Pour ce qui est de l'identité, les correspondances sont
nombreuses.
Le cinéma a été inventé en 1895 par les
frères Lumière au moment où un autre
français Pierre de Coubertin rénovait les Jeux
Olympiques. On peut dire que l'Histoire du XXe siècle est en
partie l'histoire de leur développement. Le sport a
commencé à se dôter de structures professionnelles
quand le cinéma s'est mis à parler, à la fin des
années 1920. Depuis une quinzaine d'années, en
fournissant l'essentiel des audiences des chaines de
télévision, l'un et l'autre voient affluer tellement de
capitaux qu'ils deviennent les terrains d'enjeux économiques
colossaux. Ils ont grandi ensemble. Ils ont aujourd'hui la même
maladie. Leurs destins ont été scellés par le
temps.
Comment est-il possible, dans ces conditions, de
réfléchir à l'avenir des images sans être
attentif à ce que produit le sport ?
Un contrôle et une connaissance de soi, une concentration et un
engagement de tous les instants, le goût du travail, et surtout
la valeur du temps sans laquelle la pratique du cinéma ne serait
qu'une compétition sans enjeu.
Cet
écoulement contre lequel nous ne pouvons rien... à part
l'enregistrer
Je pense à mon chat quand il rêvassait sur mes
genoux, juste avant de s'endormir, les yeux mi-clos, mais les sens en
éveil, prêt à réagir au moindre bruit
inhabituel. Dans l'abandon où il se laissait aller, à
quoi pensait-il ?
Parfois, il s'apercevait de ma curiosité et il me retournait la
question. Je me plongeai, alors, dans la mélancolie de son
regard. "Dors mon chat, dors...". Une caresse sur la tête le
renvoyait à ses pensées. C'est en le contemplant,
étendu sur mes genoux, que j'ai pris conscience de la valeur du
temps. J'essayais de vivre ces instants de façon à ne
rien en perdre et les garder en moi, comme si, en serrant dans mes
mains une poignée de sable, j'essayais de ne laisser aucun grain
s'échapper.
Mais, tout a filé. Tout s'est perdu. Il ne reste plus rien, si
ce n'est ce souvenir...
Le présent n'est qu'un écoulement sans fin. Une goutte
d'eau s'en dégage. Nous la regardons tomber jusqu'à ce
qu'elle disparaisse dans le flot. Où était-elle 30
secondes plus tôt ? Où sera-t-elle 30 secondes plus tard ?

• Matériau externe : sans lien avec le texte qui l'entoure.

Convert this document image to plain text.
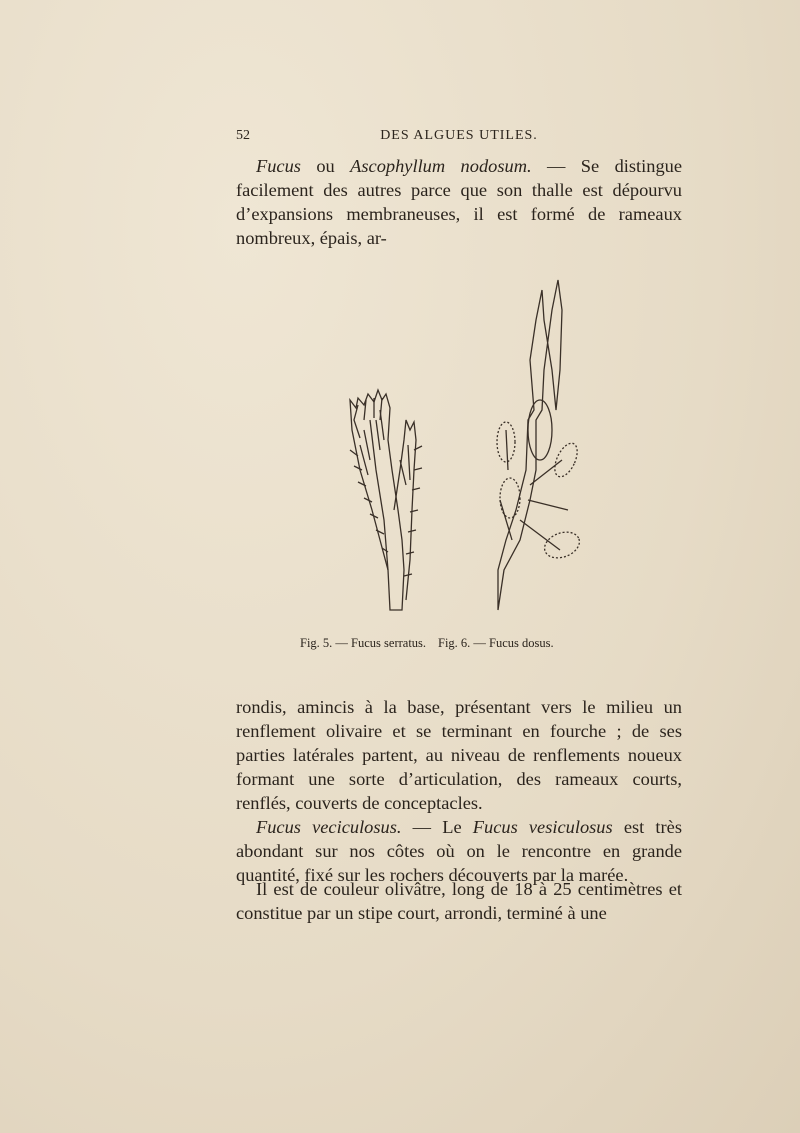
52	DES ALGUES UTILES.

Fucus ou Ascophyllum nodosum. — Se distingue facilement des autres parce que son thalle est dépourvu d’expansions membraneuses, il est formé de rameaux nombreux, épais, ar-

Fig. 5. — Fucus serratus. Fig. 6. — Fucus dosus.

rondis, amincis à la base, présentant vers le milieu un renflement olivaire et se terminant en fourche ; de ses parties latérales partent, au niveau de renflements noueux formant une sorte d’articulation, des rameaux courts, renflés, couverts de conceptacles.

Fucus veciculosus. — Le Fucus vesiculosus est très abondant sur nos côtes où on le rencontre en grande quantité, fixé sur les rochers découverts par la marée.

Il est de couleur olivâtre, long de 18 à 25 centimètres et constitue par un stipe court, arrondi, terminé à une
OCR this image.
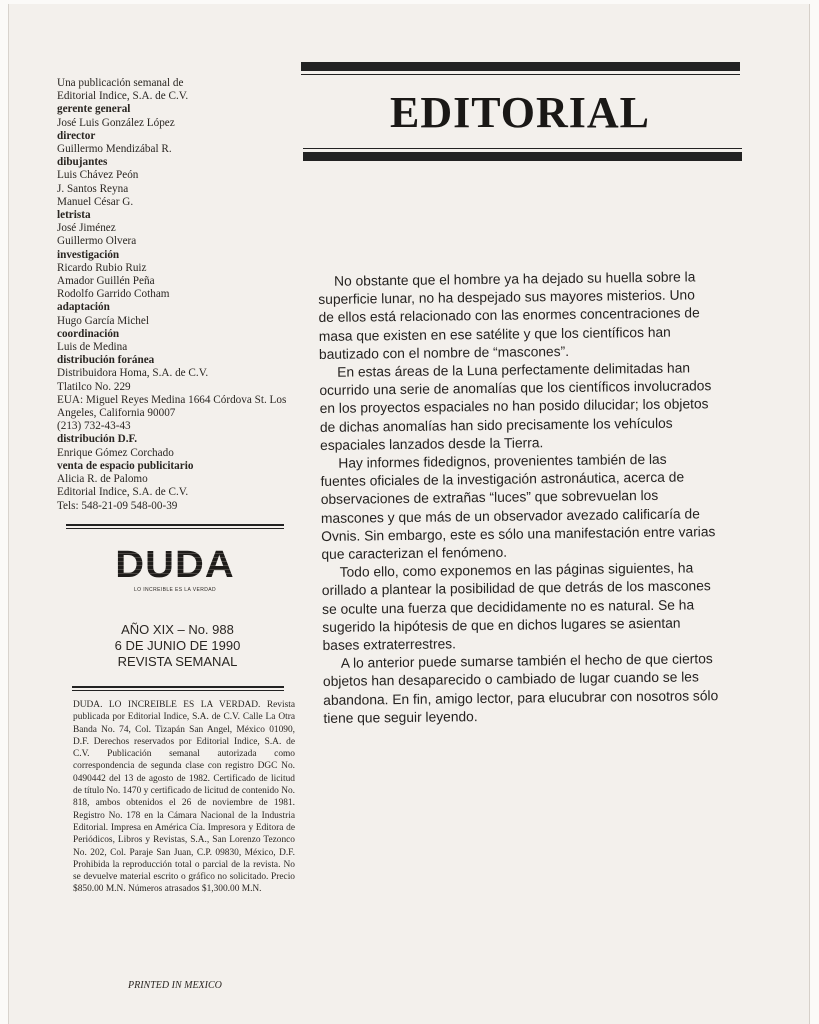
Una publicación semanal de
Editorial Indice, S.A. de C.V.
gerente general
José Luis González López
director
Guillermo Mendizábal R.
dibujantes
Luis Chávez Peón
J. Santos Reyna
Manuel César G.
letrista
José Jiménez
Guillermo Olvera
investigación
Ricardo Rubio Ruiz
Amador Guillén Peña
Rodolfo Garrido Cotham
adaptación
Hugo García Michel
coordinación
Luis de Medina
distribución foránea
Distribuidora Homa, S.A. de C.V.
Tlatilco No. 229
EUA: Miguel Reyes Medina 1664 Córdova St. Los Angeles, California 90007
(213) 732-43-43
distribución D.F.
Enrique Gómez Corchado
venta de espacio publicitario
Alicia R. de Palomo
Editorial Indice, S.A. de C.V.
Tels: 548-21-09 548-00-39
DUDA
LO INCREIBLE ES LA VERDAD
AÑO XIX – No. 988
6 DE JUNIO DE 1990
REVISTA SEMANAL
DUDA. LO INCREIBLE ES LA VERDAD. Revista publicada por Editorial Indice, S.A. de C.V. Calle La Otra Banda No. 74, Col. Tizapán San Angel, México 01090, D.F. Derechos reservados por Editorial Indice, S.A. de C.V. Publicación semanal autorizada como correspondencia de segunda clase con registro DGC No. 0490442 del 13 de agosto de 1982. Certificado de licitud de título No. 1470 y certificado de licitud de contenido No. 818, ambos obtenidos el 26 de noviembre de 1981. Registro No. 178 en la Cámara Nacional de la Industria Editorial. Impresa en América Cía. Impresora y Editora de Periódicos, Libros y Revistas, S.A., San Lorenzo Tezonco No. 202, Col. Paraje San Juan, C.P. 09830, México, D.F. Prohibida la reproducción total o parcial de la revista. No se devuelve material escrito o gráfico no solicitado. Precio $850.00 M.N. Números atrasados $1,300.00 M.N.
PRINTED IN MEXICO
EDITORIAL

No obstante que el hombre ya ha dejado su huella sobre la superficie lunar, no ha despejado sus mayores misterios. Uno de ellos está relacionado con las enormes concentraciones de masa que existen en ese satélite y que los científicos han bautizado con el nombre de “mascones”.

En estas áreas de la Luna perfectamente delimitadas han ocurrido una serie de anomalías que los científicos involucrados en los proyectos espaciales no han posido dilucidar; los objetos de dichas anomalías han sido precisamente los vehículos espaciales lanzados desde la Tierra.

Hay informes fidedignos, provenientes también de las fuentes oficiales de la investigación astronáutica, acerca de observaciones de extrañas “luces” que sobrevuelan los mascones y que más de un observador avezado calificaría de Ovnis. Sin embargo, este es sólo una manifestación entre varias que caracterizan el fenómeno.

Todo ello, como exponemos en las páginas siguientes, ha orillado a plantear la posibilidad de que detrás de los mascones se oculte una fuerza que decididamente no es natural. Se ha sugerido la hipótesis de que en dichos lugares se asientan bases extraterrestres.

A lo anterior puede sumarse también el hecho de que ciertos objetos han desaparecido o cambiado de lugar cuando se les abandona. En fin, amigo lector, para elucubrar con nosotros sólo tiene que seguir leyendo.
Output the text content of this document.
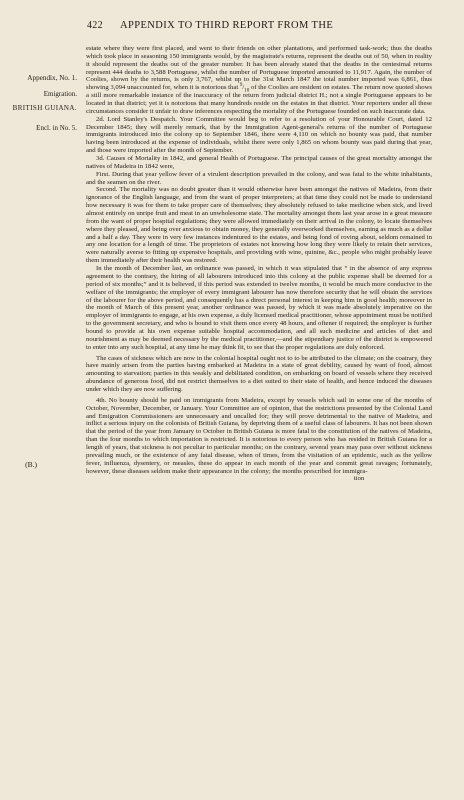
422 APPENDIX TO THIRD REPORT FROM THE
Appendix, No. 1.
Emigration.
BRITISH GUIANA.
Encl. in No. 5.
(B.)

estate where they were first placed, and went to their friends on other plantations, and performed task-work; thus the deaths which took place in seasoning 150 immigrants would, by the magistrate's returns, represent the deaths out of 50, when in reality it should represent the deaths out of the greater number. It has been already stated that the deaths in the centesimal returns represent 444 deaths to 3,588 Portuguese, whilst the number of Portuguese imported amounted to 11,917. Again, the number of Coolies, shown by the returns, is only 3,767, whilst up to the 31st March 1847 the total number imported was 6,861, thus showing 3,094 unaccounted for, when it is notorious that $^9/_{10}$ of the Coolies are resident on estates. The return now quoted shows a still more remarkable instance of the inaccuracy of the return from judicial district H.; not a single Portuguese appears to be located in that district; yet it is notorious that many hundreds reside on the estates in that district. Your reporters under all these circumstances consider it unfair to draw inferences respecting the mortality of the Portuguese founded on such inaccurate data.

2d. Lord Stanley's Despatch. Your Committee would beg to refer to a resolution of your Honourable Court, dated 12 December 1845; they will merely remark, that by the Immigration Agent-general's returns of the number of Portuguese immigrants introduced into the colony up to September 1846, there were 4,110 on which no bounty was paid, that number having been introduced at the expense of individuals, whilst there were only 1,865 on whom bounty was paid during that year, and those were imported after the month of September.

3d. Causes of Mortality in 1842, and general Health of Portuguese. The principal causes of the great mortality amongst the natives of Madeira in 1842 were,

First. During that year yellow fever of a virulent description prevailed in the colony, and was fatal to the white inhabitants, and the seamen on the river.

Second. The mortality was no doubt greater than it would otherwise have been amongst the natives of Madeira, from their ignorance of the English language, and from the want of proper interpreters; at that time they could not be made to understand how necessary it was for them to take proper care of themselves; they absolutely refused to take medicine when sick, and lived almost entirely on unripe fruit and meat in an unwholesome state. The mortality amongst them last year arose in a great measure from the want of proper hospital regulations; they were allowed immediately on their arrival in the colony, to locate themselves where they pleased, and being over anxious to obtain money, they generally overworked themselves, earning as much as a dollar and a half a day. They were in very few instances indentured to the estates, and being fond of roving about, seldom remained in any one location for a length of time. The proprietors of estates not knowing how long they were likely to retain their services, were naturally averse to fitting up expensive hospitals, and providing with wine, quinine, &c., people who might probably leave them immediately after their health was restored.

In the month of December last, an ordinance was passed, in which it was stipulated that “ in the absence of any express agreement to the contrary, the hiring of all labourers introduced into this colony at the public expense shall be deemed for a period of six months;” and it is believed, if this period was extended to twelve months, it would be much more conducive to the welfare of the immigrants; the employer of every immigrant labourer has now therefore security that he will obtain the services of the labourer for the above period, and consequently has a direct personal interest in keeping him in good health; moreover in the month of March of this present year, another ordinance was passed, by which it was made absolutely imperative on the employer of immigrants to engage, at his own expense, a duly licensed medical practitioner, whose appointment must be notified to the government secretary, and who is bound to visit them once every 48 hours, and oftener if required; the employer is further bound to provide at his own expense suitable hospital accommodation, and all such medicine and articles of diet and nourishment as may be deemed necessary by the medical practitioner,—and the stipendiary justice of the district is empowered to enter into any such hospital, at any time he may think fit, to see that the proper regulations are duly enforced.

The cases of sickness which are now in the colonial hospital ought not to to be attributed to the climate; on the coatrary, they have mainly arisen from the parties having embarked at Madeira in a state of great debility, caused by want of food, almost amounting to starvation; parties in this weakly and debilitated condition, on embarking on board of vessels where they received abundance of generous food, did not restrict themselves to a diet suited to their state of health, and hence induced the diseases under which they are now suffering.

4th. No bounty should be paid on immigrants from Madeira, except by vessels which sail in some one of the months of October, November, December, or January. Your Committee are of opinion, that the restrictions presented by the Colonial Land and Emigration Commissioners are unnecessary and uncalled for; they will prove detrimental to the native of Madeira, and inflict a serious injury on the colonists of British Guiana, by depriving them of a useful class of labourers. It has not been shown that the period of the year from January to October in British Guiana is more fatal to the constitution of the natives of Madeira, than the four months to which importation is restricted. It is notorious to every person who has resided in British Guiana for a length of years, that sickness is not peculiar to particular months; on the contrary, several years may pass over without sickness prevailing much, or the existence of any fatal disease, when of times, from the visitation of an epidemic, such as the yellow fever, influenza, dysentery, or measles, these do appear in each month of the year and commit great ravages; fortunately, however, these diseases seldom make their appearance in the colony; the months prescribed for immigra-

tion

Tout n'est que chaos, tremblements et vibrations... et donne de
l'intérêt à la vie des chats, si courte soit-elle.
Le temps passe, et plus il passe plus il me parait important de ne pas
le voir filer sans rien en retenir. Ainsi, il m'arrive de conserver
dans mes poches des morceaux de matière indéfinissable,
boulettes déchirées, détachées,
arrachées à je ne sais quoi, certainement de moments dont
j'ai naivement voulu garder le souvenir et que j'ai vite
oubliés. La machine à laver les a réduits en une
bouillie qui a séché, durci et s'est fossilisée
dans l'ourlet. Quelques uns de mes livres contiennent encore tellement
de poils de chat qu'ils pourraient passer pour des herbiers. Même
la poussière y est indispensable.
La fuite du temps m'angoisse, mais elle est nécessaire.
Est-ce que le cinéma et ses images exerceraient sur nous la
même fascination si nous n'étions pas certains de mourir
un
jour ?...
La fuite du temps m'angoisse et j'exècre les anniversaires...
mais il n'y a rien à faire, ils arrivent toujours à
l'heure.
Je suis malade de ce temps et, comme n'importe quel malade incurable,
j'ai besoin de drogues pour m'aider à
vivre et à paraitre normal. Le cinéma en est une, ou
plutôt l'exigence que j'en attends. Et de la même
manière que tout alcoolique préfère la vodka
à la bibine, je préfère le documentaire à
la fiction parce que je le reconnais comme l'expression la plus
pûre du cinéma. Filmer la vie au lieu de la reconstituer,
ça vous arrache comme de l'alcool à 90°. Plus c'est
fort et mieux c'est... Toutefois, je ne suis qu'un ivrogne, pas
un alcoolique.
Rien de restitue mieux cette sensation du temps qui passe qu'un
documentaire qui place le son en harmonie avec l'image sans interview
ni commentaire parasites, sans prise à témoin de la
caméra, sans que la présence de cette caméra ait
l'air de changer quoique ce soit au comportement des gens. Pas le
reportage ni le docucu qui envahissent les écrans et que la
Télévision fait passer pour des "documentaires de
création". Non, je parle du vrai documentaire, celui qui apporte
la vie en la saisissant sur le vif.
Quand j'en suis le spectateur, j'aurais presque envie de fermer les
yeux et
de me laisser aller... Mais c'est impossible, le documentaire ne le
permet pas. Quelque chose me retient. Inconsciemment, je me redresse
sur ma chaise, je me penche en avant, retenant ma respiration, captant
le moindre bruit avec la vigilance d'un chat.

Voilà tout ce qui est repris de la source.